Havana se você bobear dorme todos os dias na madrugada, acorda
cedo, trabalha todo o dia, vai a universidade fazer o mestrado, lê de
pé nas guagas, chega. Num piscar de olhos encontra a agenda.
Caramba, reunião na casa do Conselheiro Comercial da Embaixada do
México compartir uma noite sui generis. Curtir as fotos e slides da
antártica. Descanso merecido e original.
De relance senti um olhar insistente. Outro e mais outro. Ciceroneava
Roberto recém na ilha desde Paris. Um passeio, àquele jantar, idas à
praia um namoro de férias julina, tudo por uma crise amorosa com o
trovador. Será?
- Preste atenção na tela. Roberto inquieto virava de posição inquieto.
Conhece o rapaz à sua esquerda?
- Nunca vi.
- Deselegante. Não tira os olhos daqui.
- Estará interessado na beleza, na aparência. Com toda está
elegância que lhe é peculiar chama atenção.

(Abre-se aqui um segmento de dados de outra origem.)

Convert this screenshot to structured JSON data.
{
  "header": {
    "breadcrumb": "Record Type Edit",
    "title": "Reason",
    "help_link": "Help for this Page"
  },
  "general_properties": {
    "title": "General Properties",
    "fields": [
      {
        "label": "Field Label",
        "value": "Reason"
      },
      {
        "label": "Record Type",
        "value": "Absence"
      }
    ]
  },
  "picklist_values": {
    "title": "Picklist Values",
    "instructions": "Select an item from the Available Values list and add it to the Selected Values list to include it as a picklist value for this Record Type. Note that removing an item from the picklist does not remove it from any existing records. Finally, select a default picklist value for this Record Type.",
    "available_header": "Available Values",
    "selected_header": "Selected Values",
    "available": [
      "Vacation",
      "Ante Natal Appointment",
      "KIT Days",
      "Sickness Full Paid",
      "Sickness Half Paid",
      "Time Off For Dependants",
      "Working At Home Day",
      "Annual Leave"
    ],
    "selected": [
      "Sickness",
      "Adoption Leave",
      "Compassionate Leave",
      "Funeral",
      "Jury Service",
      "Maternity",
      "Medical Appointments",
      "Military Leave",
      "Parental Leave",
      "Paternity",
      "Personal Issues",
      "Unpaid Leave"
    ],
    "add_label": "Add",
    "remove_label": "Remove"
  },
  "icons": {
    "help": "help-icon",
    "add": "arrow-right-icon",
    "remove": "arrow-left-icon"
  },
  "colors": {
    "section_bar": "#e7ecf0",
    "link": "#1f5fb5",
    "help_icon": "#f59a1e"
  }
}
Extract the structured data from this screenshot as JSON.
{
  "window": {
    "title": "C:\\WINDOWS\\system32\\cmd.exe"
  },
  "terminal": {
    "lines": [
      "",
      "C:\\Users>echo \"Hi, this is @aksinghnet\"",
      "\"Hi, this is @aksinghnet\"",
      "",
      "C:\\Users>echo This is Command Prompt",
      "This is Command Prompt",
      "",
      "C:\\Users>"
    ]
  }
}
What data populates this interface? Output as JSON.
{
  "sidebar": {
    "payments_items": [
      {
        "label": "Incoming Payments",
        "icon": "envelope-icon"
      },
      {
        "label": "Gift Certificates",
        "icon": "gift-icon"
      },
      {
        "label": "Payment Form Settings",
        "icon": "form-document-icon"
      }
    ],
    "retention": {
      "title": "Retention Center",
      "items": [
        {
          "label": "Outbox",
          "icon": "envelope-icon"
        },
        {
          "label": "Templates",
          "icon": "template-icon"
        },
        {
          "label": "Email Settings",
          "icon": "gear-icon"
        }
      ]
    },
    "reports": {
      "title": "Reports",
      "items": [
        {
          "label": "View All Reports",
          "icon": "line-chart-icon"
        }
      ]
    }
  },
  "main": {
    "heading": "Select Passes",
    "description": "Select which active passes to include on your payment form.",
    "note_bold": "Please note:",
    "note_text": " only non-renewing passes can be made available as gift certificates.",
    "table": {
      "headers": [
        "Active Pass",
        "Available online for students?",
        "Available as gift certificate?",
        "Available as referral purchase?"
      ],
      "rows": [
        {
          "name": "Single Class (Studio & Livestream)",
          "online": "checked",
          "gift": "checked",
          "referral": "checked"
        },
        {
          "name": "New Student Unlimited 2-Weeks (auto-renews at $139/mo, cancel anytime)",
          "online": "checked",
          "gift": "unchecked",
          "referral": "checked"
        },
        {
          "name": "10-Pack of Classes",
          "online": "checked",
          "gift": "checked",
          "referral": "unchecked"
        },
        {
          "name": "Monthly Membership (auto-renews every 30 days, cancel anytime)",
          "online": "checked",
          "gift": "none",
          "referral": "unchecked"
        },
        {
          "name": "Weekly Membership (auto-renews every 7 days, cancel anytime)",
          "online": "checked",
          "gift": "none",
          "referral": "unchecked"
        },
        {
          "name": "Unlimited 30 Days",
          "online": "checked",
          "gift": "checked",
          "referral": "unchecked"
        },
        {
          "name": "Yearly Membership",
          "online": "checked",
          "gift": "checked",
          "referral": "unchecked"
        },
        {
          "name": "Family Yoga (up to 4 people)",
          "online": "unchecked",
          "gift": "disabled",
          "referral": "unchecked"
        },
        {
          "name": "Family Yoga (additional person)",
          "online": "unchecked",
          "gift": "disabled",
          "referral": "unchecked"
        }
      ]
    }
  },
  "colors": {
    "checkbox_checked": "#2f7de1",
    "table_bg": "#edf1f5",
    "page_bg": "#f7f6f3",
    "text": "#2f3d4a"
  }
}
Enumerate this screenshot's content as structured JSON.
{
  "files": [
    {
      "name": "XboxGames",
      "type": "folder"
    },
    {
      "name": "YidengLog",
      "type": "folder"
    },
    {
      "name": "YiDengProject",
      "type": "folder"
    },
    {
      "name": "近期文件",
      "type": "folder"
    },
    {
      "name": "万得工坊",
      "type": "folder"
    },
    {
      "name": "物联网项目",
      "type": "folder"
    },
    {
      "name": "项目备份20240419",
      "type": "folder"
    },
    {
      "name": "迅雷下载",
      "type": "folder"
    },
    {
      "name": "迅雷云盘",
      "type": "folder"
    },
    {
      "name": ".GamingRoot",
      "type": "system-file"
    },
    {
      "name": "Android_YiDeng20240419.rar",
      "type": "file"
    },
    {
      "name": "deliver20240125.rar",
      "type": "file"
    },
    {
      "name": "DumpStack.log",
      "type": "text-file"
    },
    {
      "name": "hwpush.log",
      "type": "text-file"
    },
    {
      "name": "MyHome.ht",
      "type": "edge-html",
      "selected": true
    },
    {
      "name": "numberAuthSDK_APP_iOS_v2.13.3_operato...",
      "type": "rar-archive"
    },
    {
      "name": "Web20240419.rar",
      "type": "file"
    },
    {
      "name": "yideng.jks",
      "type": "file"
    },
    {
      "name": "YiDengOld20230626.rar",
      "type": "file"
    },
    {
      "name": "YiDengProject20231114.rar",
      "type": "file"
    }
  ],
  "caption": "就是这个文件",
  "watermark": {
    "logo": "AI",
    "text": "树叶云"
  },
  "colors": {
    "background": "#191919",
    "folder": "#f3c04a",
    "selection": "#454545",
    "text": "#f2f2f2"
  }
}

Quem sabe?
- Aucune arnaque.
-Je ne suis pas
De regresso, um carro emparelhava, arriscando trocar palavras em
pleno trânsito
- Telefone - um gesto mundialmente conhecido, implorava.
- Ignorava.
No sinal fechado, quase aos gritos, pediu meu número.
- Disfarçava. Vontade louca de cair na gargalhada, diante da
insistência.
- Quem será este tipo?
- Ignoro. Enigma ?
- Estranho. Era convidado.

- Jamais o vi.
Passava da uma, fiquei em Miramar, Roberto foi ao seu apê em
Vedado.
- Campainha? Voltou Roberto?
- Como? Como chegou? Quem é você?
- Calma. Não sou ladrão, nem tarado, ou coisa parecida. Sou
Wladimir Padilla, filho do seu amigo Oscar Padilla, Ministro do
Trabalho. Posso entrar.
- Não. E?
- Simples. Segui o carro. Vi o endereço. A luz que acendeu. Arrisquei.
- Está louco?
- Tampouco. É que nunca vi uma garota tão linda.
- Inacreditável. Suma por favor.
- Tudo bem. Dá-me seu telefone. Prometo não molestar.
- Dou, você vai?
- Vou.
Passei o número, prometendo, garantindo, em toda a minha vida
jamais atendê-lo.
Na hora do café, antes da saída para o trabalho, tocando à porta:
Wladimir.
Inimaginável!
- Achou mesmo que ia telefonar? Deixo você no hospital. Pelo
caminho, nos conhecendo.
Oscar, um grande amigo. Frequentava a casa com outros amigos
Ministros e diplomatas. Agressiva, sem sentido.
- Que vai fazer esta noite? Santa Maria, uma praia cerca do centro,
tem um barzinho gostoso? Que tal um Campari?
O mexicano lindo de morrer caiu no esquecimento. Preferia a alegria,
os papos políticos, as chamadas na madrugada, as aparições

inesperadas, as caminhadas no Malecón. Amor pacato com direito a
saudade e separação com lágrimas sem cogitação. O Brasil – única
meta. Tudo mais, pequenos fragmentos de felicidade. Vivíamos na
ponta da faca. A cada perda, noticias de tortura, mortes nos porões
da ditadura, desaparecidos quantos. Futuro? Cada minuto vivido.
Wladimir entendia bem. O pai lutou contra Fulgêncio Batista,
guerreou na Serra Maestra.Com o Che entrou em Santa Clara.
Cuidava como joia rara a Revolução.
Trabalhando em Moscou optou pelas férias no verão. Chegou Julho, o
verão escaldante, a viagem a Santiago para conhecer seus pequenos segredos.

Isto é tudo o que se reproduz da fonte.